The Dubai Health Authority (DHA) has announced its plans to regulate the services provided through health insurance by the first quarter of 2013. The move comes in view of increasing number of complaints regarding insurance fraud, abuse, and cases of “over-treatment” in the emirate.
The health insurance industry in Dubai comprises of about 40 companies, with more than one million health insurance policy holders. Under the new monitoring plan, private health-care providers will be required to register with DHA. It is believe that under the watch of a regulatory body, users will be more clinically and financially protected.
The regulatory framework would also require health care providers to publish a price list for all their services. Prior approval of DHA would be required before any increase or decrease in the prices for services is made. An online system would also be implemented to track and analyze behavioral patterns, and detect any suspicious acts from the members, insurance companies, and health care providers. The DHA would then conduct investigation and have the authority to take action against the culprit.

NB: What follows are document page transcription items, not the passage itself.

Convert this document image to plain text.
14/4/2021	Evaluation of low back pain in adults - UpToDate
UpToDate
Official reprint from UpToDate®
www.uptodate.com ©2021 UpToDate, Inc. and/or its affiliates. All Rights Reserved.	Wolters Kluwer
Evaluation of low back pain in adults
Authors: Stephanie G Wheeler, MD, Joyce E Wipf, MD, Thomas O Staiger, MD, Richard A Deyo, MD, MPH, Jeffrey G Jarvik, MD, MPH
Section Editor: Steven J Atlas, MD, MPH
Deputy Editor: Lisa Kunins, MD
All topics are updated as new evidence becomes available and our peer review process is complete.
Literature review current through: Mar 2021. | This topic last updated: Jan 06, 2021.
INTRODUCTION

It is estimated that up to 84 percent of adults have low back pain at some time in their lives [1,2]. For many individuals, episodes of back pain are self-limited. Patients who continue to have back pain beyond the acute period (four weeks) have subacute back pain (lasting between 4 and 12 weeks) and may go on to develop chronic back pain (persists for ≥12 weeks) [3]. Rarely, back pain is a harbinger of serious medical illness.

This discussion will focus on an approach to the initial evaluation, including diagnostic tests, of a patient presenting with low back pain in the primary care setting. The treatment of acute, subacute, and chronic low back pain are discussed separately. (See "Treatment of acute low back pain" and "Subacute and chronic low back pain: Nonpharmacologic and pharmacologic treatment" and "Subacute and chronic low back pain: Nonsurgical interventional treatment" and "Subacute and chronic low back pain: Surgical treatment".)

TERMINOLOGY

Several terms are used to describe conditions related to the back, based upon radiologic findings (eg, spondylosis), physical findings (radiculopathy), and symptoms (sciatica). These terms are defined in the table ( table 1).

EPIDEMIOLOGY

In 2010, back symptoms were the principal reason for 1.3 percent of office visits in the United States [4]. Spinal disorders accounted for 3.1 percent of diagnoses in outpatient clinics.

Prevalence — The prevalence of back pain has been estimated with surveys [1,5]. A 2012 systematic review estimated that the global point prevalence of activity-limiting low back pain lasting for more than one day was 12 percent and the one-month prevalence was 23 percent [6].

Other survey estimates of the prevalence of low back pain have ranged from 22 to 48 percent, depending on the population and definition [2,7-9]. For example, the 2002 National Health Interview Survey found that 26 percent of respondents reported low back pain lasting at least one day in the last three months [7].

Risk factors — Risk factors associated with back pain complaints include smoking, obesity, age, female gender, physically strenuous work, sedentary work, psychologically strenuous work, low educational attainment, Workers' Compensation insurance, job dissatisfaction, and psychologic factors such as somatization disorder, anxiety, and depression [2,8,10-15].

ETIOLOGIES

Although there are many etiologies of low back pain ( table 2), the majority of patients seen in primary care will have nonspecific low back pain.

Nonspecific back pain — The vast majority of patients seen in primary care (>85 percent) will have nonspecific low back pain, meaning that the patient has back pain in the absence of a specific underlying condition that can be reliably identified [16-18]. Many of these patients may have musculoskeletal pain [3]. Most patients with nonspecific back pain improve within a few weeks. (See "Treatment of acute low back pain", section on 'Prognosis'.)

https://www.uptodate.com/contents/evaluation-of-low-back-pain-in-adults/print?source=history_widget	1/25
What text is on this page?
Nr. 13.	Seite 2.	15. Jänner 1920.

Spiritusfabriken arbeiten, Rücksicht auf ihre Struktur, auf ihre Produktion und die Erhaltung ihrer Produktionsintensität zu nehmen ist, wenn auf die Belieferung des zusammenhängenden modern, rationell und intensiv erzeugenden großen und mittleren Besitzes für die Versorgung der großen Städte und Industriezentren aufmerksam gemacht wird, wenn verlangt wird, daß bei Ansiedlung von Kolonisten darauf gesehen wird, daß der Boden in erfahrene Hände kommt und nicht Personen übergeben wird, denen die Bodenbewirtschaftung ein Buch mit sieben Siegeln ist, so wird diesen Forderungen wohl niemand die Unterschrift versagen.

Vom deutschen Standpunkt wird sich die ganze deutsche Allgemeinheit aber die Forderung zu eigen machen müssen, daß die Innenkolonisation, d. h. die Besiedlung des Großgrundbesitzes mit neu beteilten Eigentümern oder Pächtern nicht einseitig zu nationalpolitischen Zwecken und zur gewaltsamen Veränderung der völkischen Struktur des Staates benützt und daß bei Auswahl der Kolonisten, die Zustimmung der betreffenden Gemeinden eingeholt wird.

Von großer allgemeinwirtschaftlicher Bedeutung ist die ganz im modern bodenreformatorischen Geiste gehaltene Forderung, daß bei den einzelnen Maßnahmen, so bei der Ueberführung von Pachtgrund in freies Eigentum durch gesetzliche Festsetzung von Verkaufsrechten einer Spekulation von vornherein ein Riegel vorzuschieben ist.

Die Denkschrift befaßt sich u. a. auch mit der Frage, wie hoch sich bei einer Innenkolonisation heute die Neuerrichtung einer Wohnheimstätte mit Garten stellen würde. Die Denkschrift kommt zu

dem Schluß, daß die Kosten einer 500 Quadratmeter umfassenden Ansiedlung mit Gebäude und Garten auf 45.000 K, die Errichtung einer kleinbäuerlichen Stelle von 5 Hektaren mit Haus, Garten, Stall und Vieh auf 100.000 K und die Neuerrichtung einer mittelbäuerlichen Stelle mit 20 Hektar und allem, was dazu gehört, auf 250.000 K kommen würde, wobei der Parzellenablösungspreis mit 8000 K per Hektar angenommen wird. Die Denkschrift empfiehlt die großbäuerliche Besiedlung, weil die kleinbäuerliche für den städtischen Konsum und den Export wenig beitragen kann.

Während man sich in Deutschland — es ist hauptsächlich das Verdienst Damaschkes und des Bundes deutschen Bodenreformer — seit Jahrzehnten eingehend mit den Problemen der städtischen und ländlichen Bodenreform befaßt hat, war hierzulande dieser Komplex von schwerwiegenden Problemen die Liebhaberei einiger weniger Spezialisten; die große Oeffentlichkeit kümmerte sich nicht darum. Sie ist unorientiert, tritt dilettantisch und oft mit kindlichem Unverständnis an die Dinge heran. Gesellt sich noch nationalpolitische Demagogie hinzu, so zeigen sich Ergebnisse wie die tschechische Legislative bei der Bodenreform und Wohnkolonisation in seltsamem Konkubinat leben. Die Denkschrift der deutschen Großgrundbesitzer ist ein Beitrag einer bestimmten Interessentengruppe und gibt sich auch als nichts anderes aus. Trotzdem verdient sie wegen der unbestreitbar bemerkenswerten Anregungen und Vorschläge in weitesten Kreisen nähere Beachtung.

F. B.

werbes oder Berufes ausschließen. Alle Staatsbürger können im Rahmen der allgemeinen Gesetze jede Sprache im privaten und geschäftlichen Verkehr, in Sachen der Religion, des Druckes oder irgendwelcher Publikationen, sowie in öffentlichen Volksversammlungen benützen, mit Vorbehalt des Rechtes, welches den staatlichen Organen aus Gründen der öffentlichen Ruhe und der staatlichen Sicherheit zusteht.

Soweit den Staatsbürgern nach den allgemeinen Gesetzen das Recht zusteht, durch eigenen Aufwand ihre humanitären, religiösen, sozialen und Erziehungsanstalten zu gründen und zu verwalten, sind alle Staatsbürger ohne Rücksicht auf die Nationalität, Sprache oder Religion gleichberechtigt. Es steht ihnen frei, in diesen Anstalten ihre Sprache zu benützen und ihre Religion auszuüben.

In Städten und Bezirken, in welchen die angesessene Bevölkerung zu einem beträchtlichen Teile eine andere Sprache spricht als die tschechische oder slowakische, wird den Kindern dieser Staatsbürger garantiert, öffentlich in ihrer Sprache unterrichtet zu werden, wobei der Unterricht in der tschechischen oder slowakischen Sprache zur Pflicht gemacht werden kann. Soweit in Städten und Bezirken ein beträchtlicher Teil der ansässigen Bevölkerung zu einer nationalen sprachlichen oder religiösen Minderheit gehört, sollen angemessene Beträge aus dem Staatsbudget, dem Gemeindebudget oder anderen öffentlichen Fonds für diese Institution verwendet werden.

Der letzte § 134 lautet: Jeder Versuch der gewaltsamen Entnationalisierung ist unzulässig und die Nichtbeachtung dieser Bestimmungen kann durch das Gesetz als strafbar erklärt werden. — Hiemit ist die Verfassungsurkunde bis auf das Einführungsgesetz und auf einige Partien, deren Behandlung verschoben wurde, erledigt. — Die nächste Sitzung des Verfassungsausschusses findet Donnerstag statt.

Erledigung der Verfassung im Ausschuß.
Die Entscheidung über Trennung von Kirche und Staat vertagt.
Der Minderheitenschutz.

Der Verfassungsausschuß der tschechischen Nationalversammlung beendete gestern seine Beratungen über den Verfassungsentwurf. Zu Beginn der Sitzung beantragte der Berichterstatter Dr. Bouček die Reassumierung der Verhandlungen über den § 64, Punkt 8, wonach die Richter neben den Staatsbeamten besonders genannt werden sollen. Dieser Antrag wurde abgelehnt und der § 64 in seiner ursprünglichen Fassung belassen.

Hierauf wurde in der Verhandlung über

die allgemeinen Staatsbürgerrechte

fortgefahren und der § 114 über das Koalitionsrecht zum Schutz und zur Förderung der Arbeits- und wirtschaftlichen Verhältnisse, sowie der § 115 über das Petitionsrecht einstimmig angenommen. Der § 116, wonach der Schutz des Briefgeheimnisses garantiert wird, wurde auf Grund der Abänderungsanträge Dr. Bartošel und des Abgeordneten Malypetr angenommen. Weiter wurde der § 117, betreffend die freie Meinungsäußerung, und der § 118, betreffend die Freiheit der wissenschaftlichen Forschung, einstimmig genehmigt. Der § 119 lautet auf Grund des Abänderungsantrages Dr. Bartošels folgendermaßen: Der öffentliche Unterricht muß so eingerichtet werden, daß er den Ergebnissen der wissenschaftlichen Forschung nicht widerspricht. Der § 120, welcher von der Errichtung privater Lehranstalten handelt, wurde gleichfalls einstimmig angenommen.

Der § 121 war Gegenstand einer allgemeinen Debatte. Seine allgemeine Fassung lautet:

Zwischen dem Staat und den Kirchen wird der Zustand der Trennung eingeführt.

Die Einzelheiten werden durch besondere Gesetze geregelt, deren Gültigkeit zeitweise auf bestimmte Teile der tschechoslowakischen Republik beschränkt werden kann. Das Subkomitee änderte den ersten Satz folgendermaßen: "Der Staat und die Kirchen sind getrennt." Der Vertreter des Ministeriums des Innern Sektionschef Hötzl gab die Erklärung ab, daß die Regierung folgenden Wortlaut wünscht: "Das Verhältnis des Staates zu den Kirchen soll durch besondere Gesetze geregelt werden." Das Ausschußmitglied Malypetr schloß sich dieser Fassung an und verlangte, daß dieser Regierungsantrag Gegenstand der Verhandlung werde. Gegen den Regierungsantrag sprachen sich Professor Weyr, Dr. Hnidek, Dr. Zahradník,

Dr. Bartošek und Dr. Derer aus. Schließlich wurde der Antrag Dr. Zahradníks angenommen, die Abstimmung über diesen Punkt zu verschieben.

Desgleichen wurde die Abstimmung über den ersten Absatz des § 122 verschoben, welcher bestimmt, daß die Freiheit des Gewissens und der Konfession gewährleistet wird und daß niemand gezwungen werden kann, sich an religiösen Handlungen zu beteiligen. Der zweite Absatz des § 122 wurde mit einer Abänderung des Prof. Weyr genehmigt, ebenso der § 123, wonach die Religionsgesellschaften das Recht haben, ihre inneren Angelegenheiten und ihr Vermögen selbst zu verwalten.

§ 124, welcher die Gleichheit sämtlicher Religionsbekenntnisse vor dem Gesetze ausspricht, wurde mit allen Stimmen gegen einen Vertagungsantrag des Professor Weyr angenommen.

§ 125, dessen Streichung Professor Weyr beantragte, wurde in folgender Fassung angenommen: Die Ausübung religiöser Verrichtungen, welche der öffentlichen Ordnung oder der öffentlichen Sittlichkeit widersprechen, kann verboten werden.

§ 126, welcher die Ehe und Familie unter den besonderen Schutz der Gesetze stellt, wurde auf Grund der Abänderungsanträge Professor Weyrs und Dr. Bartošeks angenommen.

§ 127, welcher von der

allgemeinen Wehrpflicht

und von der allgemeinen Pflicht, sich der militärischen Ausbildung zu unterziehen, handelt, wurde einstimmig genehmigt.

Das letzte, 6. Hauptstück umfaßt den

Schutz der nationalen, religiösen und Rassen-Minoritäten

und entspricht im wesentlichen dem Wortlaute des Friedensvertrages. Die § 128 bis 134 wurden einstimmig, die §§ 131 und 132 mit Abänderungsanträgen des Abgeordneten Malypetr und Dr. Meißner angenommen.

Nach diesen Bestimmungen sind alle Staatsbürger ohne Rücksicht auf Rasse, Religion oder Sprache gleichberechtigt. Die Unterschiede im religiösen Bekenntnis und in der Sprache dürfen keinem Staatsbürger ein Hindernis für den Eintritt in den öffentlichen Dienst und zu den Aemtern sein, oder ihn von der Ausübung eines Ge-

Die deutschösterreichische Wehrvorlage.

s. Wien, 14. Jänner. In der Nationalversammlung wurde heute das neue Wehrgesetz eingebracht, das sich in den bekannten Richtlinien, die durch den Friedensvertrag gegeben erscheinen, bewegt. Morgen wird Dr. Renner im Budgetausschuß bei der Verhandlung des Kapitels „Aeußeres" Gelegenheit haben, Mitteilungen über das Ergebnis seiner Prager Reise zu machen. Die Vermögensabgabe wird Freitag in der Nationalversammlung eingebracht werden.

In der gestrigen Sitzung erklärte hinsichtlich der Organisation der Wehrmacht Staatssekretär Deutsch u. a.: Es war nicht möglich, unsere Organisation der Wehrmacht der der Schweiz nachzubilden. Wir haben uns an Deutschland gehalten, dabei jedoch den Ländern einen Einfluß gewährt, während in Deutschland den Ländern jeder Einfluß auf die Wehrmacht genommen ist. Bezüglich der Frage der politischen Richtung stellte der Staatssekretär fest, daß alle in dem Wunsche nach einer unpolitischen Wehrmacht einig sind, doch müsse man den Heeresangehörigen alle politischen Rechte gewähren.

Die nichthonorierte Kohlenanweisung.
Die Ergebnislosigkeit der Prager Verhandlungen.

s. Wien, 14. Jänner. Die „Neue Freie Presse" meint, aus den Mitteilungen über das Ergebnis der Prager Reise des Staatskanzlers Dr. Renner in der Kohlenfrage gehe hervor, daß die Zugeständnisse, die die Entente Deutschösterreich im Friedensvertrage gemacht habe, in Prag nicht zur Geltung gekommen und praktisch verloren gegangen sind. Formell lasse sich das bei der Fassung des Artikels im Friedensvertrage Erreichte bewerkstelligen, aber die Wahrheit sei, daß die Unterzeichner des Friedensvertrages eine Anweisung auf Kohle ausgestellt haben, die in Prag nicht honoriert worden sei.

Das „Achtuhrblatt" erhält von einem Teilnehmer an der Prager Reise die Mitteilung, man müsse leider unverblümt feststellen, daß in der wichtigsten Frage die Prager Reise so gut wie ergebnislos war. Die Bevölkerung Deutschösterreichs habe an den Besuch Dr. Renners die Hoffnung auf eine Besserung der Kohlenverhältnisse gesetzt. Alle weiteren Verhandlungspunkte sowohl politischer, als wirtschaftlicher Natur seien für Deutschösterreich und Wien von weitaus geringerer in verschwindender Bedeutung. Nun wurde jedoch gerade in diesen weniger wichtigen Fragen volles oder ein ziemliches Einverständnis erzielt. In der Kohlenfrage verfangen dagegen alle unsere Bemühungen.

According to Dr Haidar Saeed Al Yousuf, director of Health Funding Department at DHA, “we get complaints from [insurance] members saying they are covered but the insurance company had denied them the service or they go to a provider and they say that the provider is actually misusing their insurance package so they are over-investigating or over-treating”.
Industry experts claim that fraud and misuse accounted for around 30 per cent of health insurance money spent in 2011 in the UAE. The new regulatory framework has been welcomed by industry participants as it will help remove any trust deficit between the policy holders and service providers, and improve the overall status of healthcare facilities in Dubai.
The government of Dubai is also in the process of approving a regulation, which would make medical coverage compulsory for all in the emirate.